When she left, he reached into his pocket with trembling fingers and pulled out his phone. It had been decades since he’d last called that number, but his hands seemed to dial it on their own.

After two rings, a deep, steady voice answered.

“Hello?”

David swallowed hard. “Sir… it’s David Rovers.”

There was silence on the line, then a cautious tone.

“David? My God, I haven’t heard that name in years. What’s going on?”

David’s voice shook. “Sir… I think we’ve found him.”

“Found who?” the old man’s voice sounded faint.

David took a breath that trembled. “The young master,” he said softly. “The heir… he’s alive.

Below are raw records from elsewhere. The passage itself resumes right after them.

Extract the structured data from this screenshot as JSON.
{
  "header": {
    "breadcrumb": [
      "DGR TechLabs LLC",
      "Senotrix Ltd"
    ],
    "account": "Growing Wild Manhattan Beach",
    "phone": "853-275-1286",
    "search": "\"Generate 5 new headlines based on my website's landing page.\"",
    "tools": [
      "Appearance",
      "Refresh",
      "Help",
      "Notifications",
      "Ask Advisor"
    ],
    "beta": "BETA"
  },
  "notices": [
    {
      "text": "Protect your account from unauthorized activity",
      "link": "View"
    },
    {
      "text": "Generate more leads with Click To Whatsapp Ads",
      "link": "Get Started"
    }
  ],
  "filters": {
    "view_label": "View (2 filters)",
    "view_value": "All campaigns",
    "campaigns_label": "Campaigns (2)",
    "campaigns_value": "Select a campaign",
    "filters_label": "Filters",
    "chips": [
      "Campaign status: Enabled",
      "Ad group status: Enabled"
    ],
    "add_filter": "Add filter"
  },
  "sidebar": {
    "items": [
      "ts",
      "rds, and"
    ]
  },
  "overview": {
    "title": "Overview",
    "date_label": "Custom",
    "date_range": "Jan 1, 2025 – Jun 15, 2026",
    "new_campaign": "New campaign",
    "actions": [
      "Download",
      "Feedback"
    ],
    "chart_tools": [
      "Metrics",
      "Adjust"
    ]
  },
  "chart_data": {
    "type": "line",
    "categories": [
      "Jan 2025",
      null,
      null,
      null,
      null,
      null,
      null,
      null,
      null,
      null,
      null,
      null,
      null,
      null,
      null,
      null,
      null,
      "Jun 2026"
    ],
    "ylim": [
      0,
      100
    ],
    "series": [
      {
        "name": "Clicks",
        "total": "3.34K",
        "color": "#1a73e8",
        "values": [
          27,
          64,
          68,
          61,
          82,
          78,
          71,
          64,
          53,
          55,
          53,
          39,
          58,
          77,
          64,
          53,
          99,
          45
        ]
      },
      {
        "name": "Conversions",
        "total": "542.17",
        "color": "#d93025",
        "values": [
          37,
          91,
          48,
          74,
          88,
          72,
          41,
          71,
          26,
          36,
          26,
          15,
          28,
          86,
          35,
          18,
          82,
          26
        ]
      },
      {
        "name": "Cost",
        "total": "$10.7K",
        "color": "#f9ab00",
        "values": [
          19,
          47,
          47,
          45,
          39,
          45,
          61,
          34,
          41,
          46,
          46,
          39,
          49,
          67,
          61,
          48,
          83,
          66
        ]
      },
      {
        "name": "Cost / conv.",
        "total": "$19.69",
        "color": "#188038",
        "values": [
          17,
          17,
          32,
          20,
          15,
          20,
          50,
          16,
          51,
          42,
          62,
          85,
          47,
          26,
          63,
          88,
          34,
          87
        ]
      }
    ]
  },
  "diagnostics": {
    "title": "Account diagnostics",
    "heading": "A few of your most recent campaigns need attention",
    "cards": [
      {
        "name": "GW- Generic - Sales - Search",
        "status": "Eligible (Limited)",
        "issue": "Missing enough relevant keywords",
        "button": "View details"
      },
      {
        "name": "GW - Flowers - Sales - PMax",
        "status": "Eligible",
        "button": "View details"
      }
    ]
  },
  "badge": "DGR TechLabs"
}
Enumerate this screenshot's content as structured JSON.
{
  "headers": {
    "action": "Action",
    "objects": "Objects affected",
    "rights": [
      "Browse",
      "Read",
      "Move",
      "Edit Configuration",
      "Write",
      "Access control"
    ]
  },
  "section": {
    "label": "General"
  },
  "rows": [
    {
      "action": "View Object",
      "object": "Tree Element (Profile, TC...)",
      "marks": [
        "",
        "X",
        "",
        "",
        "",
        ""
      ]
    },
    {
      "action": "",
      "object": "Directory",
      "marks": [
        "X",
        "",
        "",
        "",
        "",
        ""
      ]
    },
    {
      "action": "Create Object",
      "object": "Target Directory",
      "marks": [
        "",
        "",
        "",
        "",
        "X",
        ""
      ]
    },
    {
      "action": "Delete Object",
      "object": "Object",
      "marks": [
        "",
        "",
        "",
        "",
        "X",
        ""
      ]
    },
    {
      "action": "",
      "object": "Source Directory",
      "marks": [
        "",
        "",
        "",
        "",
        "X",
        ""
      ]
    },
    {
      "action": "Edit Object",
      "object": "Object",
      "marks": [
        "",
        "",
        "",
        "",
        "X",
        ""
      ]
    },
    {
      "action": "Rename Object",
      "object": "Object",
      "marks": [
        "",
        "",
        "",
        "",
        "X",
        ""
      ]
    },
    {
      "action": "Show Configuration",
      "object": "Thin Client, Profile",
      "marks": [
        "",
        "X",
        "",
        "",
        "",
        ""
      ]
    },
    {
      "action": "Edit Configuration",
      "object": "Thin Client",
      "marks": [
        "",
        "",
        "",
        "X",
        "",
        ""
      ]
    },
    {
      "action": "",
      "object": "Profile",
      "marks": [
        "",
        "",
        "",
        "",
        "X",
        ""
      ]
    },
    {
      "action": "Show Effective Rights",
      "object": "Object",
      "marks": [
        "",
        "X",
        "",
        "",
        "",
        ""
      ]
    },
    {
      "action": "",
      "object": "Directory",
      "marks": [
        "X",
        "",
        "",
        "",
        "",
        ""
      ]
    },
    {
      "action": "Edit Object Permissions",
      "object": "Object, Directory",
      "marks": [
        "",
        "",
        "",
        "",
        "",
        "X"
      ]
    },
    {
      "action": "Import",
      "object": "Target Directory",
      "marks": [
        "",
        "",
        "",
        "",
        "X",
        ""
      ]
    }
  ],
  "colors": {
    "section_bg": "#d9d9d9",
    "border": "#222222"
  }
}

Your grandson!”

Silence… A sharp inhale from the other end.

“No way, my grandson is dead. There has been no trace of him ever since he was taken at the age of 23 years ago.” the voice demanded quietly.

“I saw the mark myself. The same crest—the half-circle. It’s him, sir. It has to be him.”

A long pause, heavy with disbelief, then the voice spoke again, firm and emotional.

“Send me the location, I will send Helena there. She’s the nanny who took care of my beloved grandson in the absence of his mother. If truly that young boy was my son, then I would be the happiest man alive.”

The call ended.

David lowered the phone slowly after sending the location, his pulse hammering in his ears. He looked back through the glass window into the hospital room where Darren lay unconscious, his chest rising and falling weakly under the thin blanket.

He stepped closer again, his eyes softening. “You’ve been through hell, kid,” he whispered. “Humiliated, beaten down, abandoned… and you have no idea who you really are.”

He paused, staring at the faint scar. “But you’ll know soon. Everything’s about to change.”

Darren stirred faintly, a weak sound escaping his lips—a half-formed word. Then his hand twitched and fell still again.

David exhaled shakily and turned toward the hallway. He pressed a hand to his chest, still stunned by what fate had thrown at him.

“After all these years,” he murmured, glancing back one last time, “the heir we thought was dead is lying right there.”